In our study, the number of tumour cells in BCC expressing Ki-67 antigen exhibited wide variation, and a high expression was found independent of the histological subtype. These findings are consistent with Shamsimeymandi et al. [3] who evaluated an equivalent number of cases amongst most histological subtypes (n = 22 aBCCs vs. 20 nBCCs) and found no difference in Ki-67 expression. However, Khalesi et al. [19] evaluated nBCC and found a significantly higher expression of Ki-67 in the superficial subtype compared to the nodular subtype. Interestingly, Yerebakan et al. [20] found strong differences (p < 0.0001) of expression in recurrent tumours but not between histological subtypes.
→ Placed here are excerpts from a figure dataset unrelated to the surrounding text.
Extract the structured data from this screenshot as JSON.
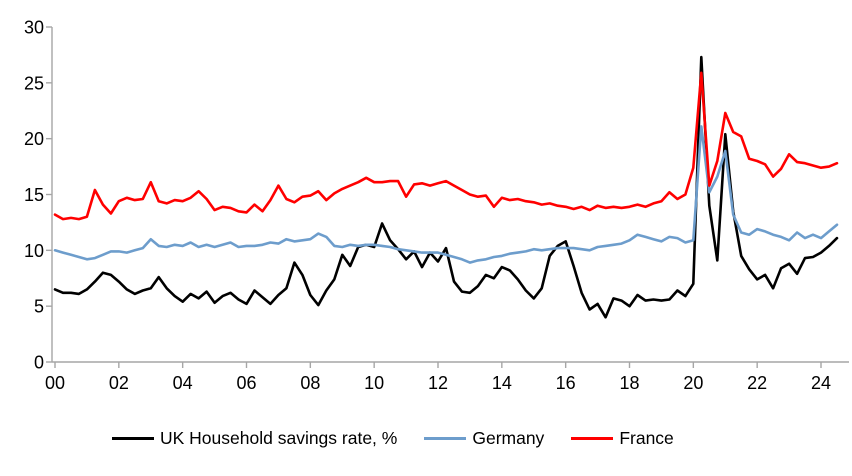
{
  "chart_data": {
    "type": "line",
    "title": "",
    "frequency": "quarterly",
    "x_start": "2000Q1",
    "x_end": "2024Q3",
    "xlabel": "",
    "ylabel": "",
    "ylim": [
      0,
      30
    ],
    "y_ticks": [
      0,
      5,
      10,
      15,
      20,
      25,
      30
    ],
    "x_tick_labels": [
      "00",
      "02",
      "04",
      "06",
      "08",
      "10",
      "12",
      "14",
      "16",
      "18",
      "20",
      "22",
      "24"
    ],
    "grid": "off",
    "legend_position": "bottom",
    "axis_color": "#A6A6A6",
    "tick_label_color": "#000000",
    "series": [
      {
        "name": "UK Household savings rate, %",
        "color": "#000000",
        "values": [
          6.5,
          6.2,
          6.2,
          6.1,
          6.5,
          7.2,
          8.0,
          7.8,
          7.2,
          6.5,
          6.1,
          6.4,
          6.6,
          7.6,
          6.6,
          5.9,
          5.4,
          6.1,
          5.7,
          6.3,
          5.3,
          5.9,
          6.2,
          5.6,
          5.2,
          6.4,
          5.8,
          5.2,
          6.0,
          6.6,
          8.9,
          7.8,
          6.0,
          5.1,
          6.4,
          7.4,
          9.6,
          8.6,
          10.3,
          10.5,
          10.3,
          12.4,
          10.9,
          10.1,
          9.2,
          9.9,
          8.5,
          9.8,
          9.0,
          10.2,
          7.2,
          6.3,
          6.2,
          6.8,
          7.8,
          7.5,
          8.5,
          8.2,
          7.4,
          6.4,
          5.7,
          6.6,
          9.5,
          10.4,
          10.8,
          8.6,
          6.2,
          4.7,
          5.2,
          4.0,
          5.7,
          5.5,
          5.0,
          6.0,
          5.5,
          5.6,
          5.5,
          5.6,
          6.4,
          5.9,
          7.0,
          27.3,
          14.0,
          9.1,
          20.4,
          13.5,
          9.5,
          8.3,
          7.4,
          7.8,
          6.6,
          8.4,
          8.8,
          7.9,
          9.3,
          9.4,
          9.8,
          10.4,
          11.1
        ]
      },
      {
        "name": "Germany",
        "color": "#6D9DCC",
        "values": [
          10.0,
          9.8,
          9.6,
          9.4,
          9.2,
          9.3,
          9.6,
          9.9,
          9.9,
          9.8,
          10.0,
          10.2,
          11.0,
          10.4,
          10.3,
          10.5,
          10.4,
          10.7,
          10.3,
          10.5,
          10.3,
          10.5,
          10.7,
          10.3,
          10.4,
          10.4,
          10.5,
          10.7,
          10.6,
          11.0,
          10.8,
          10.9,
          11.0,
          11.5,
          11.2,
          10.4,
          10.3,
          10.5,
          10.4,
          10.5,
          10.5,
          10.4,
          10.3,
          10.1,
          10.0,
          9.9,
          9.8,
          9.8,
          9.8,
          9.6,
          9.4,
          9.2,
          8.9,
          9.1,
          9.2,
          9.4,
          9.5,
          9.7,
          9.8,
          9.9,
          10.1,
          10.0,
          10.1,
          10.2,
          10.2,
          10.2,
          10.1,
          10.0,
          10.3,
          10.4,
          10.5,
          10.6,
          10.9,
          11.4,
          11.2,
          11.0,
          10.8,
          11.2,
          11.1,
          10.7,
          10.9,
          21.1,
          15.2,
          16.6,
          18.9,
          13.2,
          11.6,
          11.4,
          11.9,
          11.7,
          11.4,
          11.2,
          10.9,
          11.6,
          11.1,
          11.4,
          11.1,
          11.7,
          12.3
        ]
      },
      {
        "name": "France",
        "color": "#FF0000",
        "values": [
          13.2,
          12.8,
          12.9,
          12.8,
          13.0,
          15.4,
          14.1,
          13.3,
          14.4,
          14.7,
          14.5,
          14.6,
          16.1,
          14.4,
          14.2,
          14.5,
          14.4,
          14.7,
          15.3,
          14.6,
          13.6,
          13.9,
          13.8,
          13.5,
          13.4,
          14.1,
          13.5,
          14.5,
          15.8,
          14.6,
          14.3,
          14.8,
          14.9,
          15.3,
          14.5,
          15.1,
          15.5,
          15.8,
          16.1,
          16.5,
          16.1,
          16.1,
          16.2,
          16.2,
          14.8,
          15.9,
          16.0,
          15.8,
          16.0,
          16.2,
          15.8,
          15.4,
          15.0,
          14.8,
          14.9,
          13.9,
          14.7,
          14.5,
          14.6,
          14.4,
          14.3,
          14.1,
          14.2,
          14.0,
          13.9,
          13.7,
          13.9,
          13.6,
          14.0,
          13.8,
          13.9,
          13.8,
          13.9,
          14.1,
          13.9,
          14.2,
          14.4,
          15.2,
          14.6,
          15.0,
          17.4,
          25.9,
          15.8,
          18.0,
          22.3,
          20.6,
          20.2,
          18.2,
          18.0,
          17.7,
          16.6,
          17.3,
          18.6,
          17.9,
          17.8,
          17.6,
          17.4,
          17.5,
          17.8
        ]
      }
    ]
  }
}
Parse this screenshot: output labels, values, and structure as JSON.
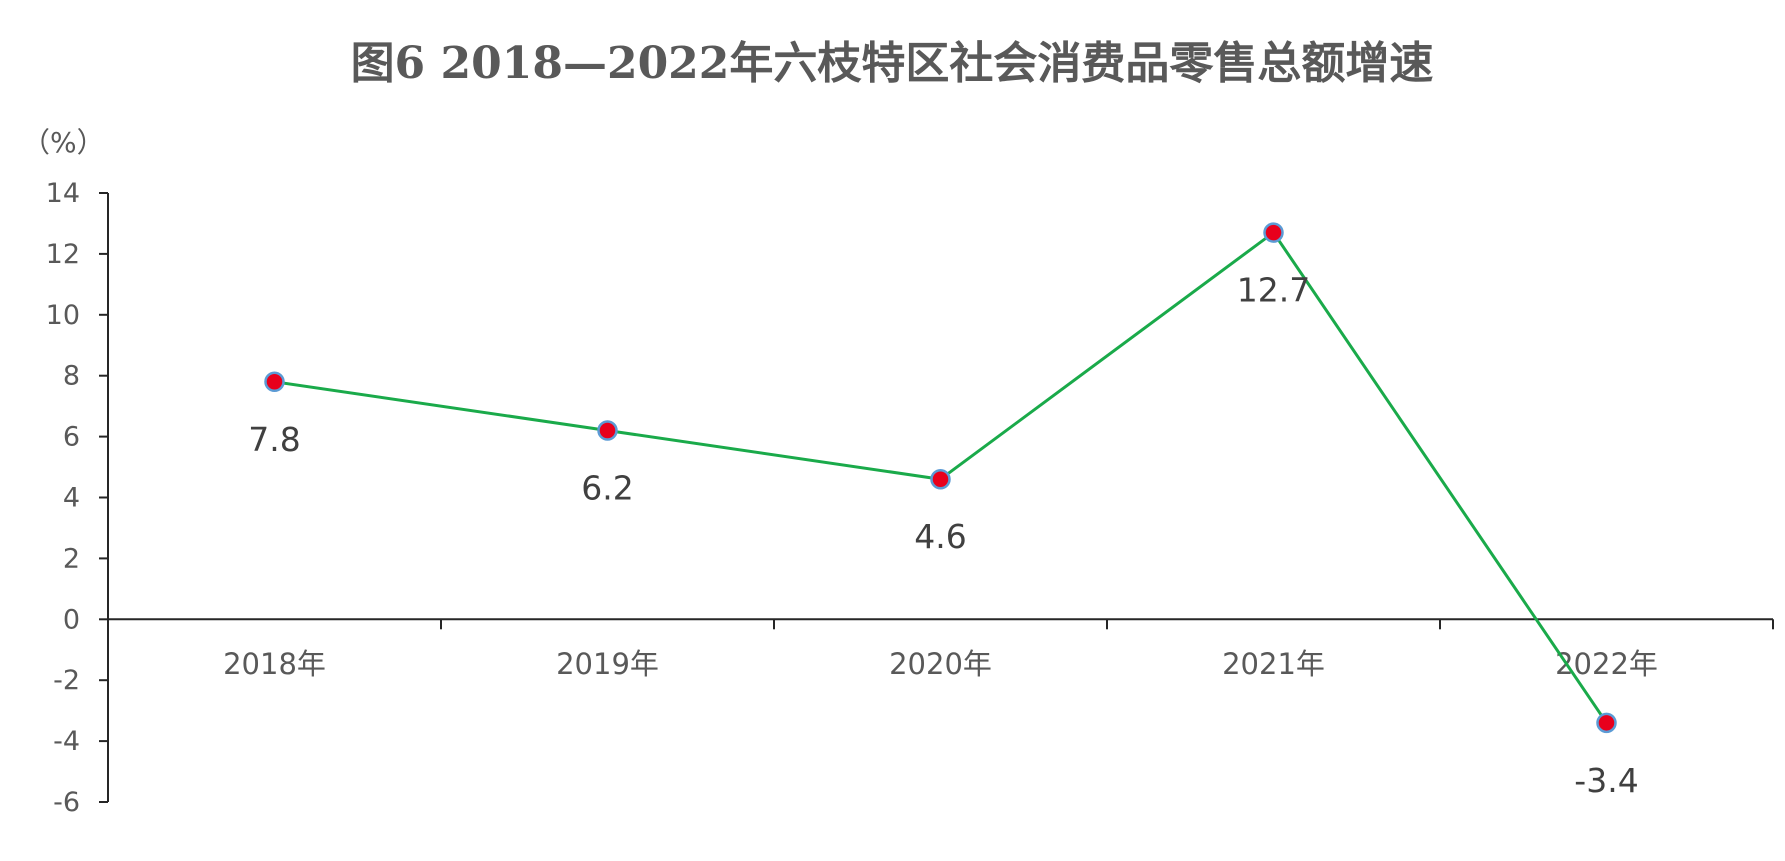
{
  "chart_data": {
    "type": "line",
    "title": "图6  2018—2022年六枝特区社会消费品零售总额增速",
    "unit_label": "（%）",
    "categories": [
      "2018年",
      "2019年",
      "2020年",
      "2021年",
      "2022年"
    ],
    "series": [
      {
        "values": [
          7.8,
          6.2,
          4.6,
          12.7,
          -3.4
        ],
        "data_labels": [
          "7.8",
          "6.2",
          "4.6",
          "12.7",
          "-3.4"
        ],
        "line_color": "#1aaa4a",
        "marker_color": "#e8001c",
        "marker_edge_color": "#5b9bd5"
      }
    ],
    "y_ticks": [
      "14",
      "12",
      "10",
      "8",
      "6",
      "4",
      "2",
      "0",
      "-2",
      "-4",
      "-6"
    ],
    "ylim": [
      -6,
      14
    ],
    "y_step": 2,
    "grid": false,
    "legend": "none"
  }
}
Our results concerning Bcl-2 are consistent with previous data, where nBCC had a higher expression. Like our study, all following studies found a significant difference between the two groups, with the expression being the highest in nBCCs and lowest in aBCCs. Ramdial et al. [21] reported a low Bcl-2 expression in all of their aBCCs compared to nBCCs (p < 0.02). Zagrodnik et al. [22] examined recurrent tumours in patients treated with radiotherapy and found a significant correlation between low Bcl-2 expression and aBCCs (p = 0.0169) but not with recurrences. Sivrikoz et al. [9] included more samples of aBCCs (n = 77) than nBCC (n = 23). The contrast of Bcl-2 expression in aBCC and nBCC in our study suggests that they form a complex group of tumours that differ considerably in morphologic and biological behaviour, despite the common origin of these tumours from basal stem cells [23]. In the context of these previous studies, our findings suggest that a high expression of Bcl-2 might be a favourable prognosis factor. This can be explained by the finding that although Bcl-2 inhibits apoptosis it may also slow cell growth [24]. It is known that ultraviolet (UV) radiation induces downregulation of Bcl-2 in vivo and in vitro [25]. A recent study concluded that apoptosis in BCC does not involve BAX and that the apoptotic activity of BCCs is regulated by either less common members of the BCL2 gene family or a BCL2 gene family independent pathway [26]. The increase in genetic mutations induced by UV or other carcinogens together with a spontaneous or UV-induced downregulation of Bcl-2 may result in aggressive biological behaviour in BCCs. UV chronic exposure could explain our findings of the correlation between older age and lower Bcl-2 expression.
Conclusions
We have found that a high expression of Bcl-2 and a low p53 expression is associated with more indolent histopathological features with better outcomes. Our results suggest that analysis of p53 and Bcl-2 expression in BCC patients may provide useful prognostic information. However, the clinical implications of these interactions in BCC need to be critically evaluated.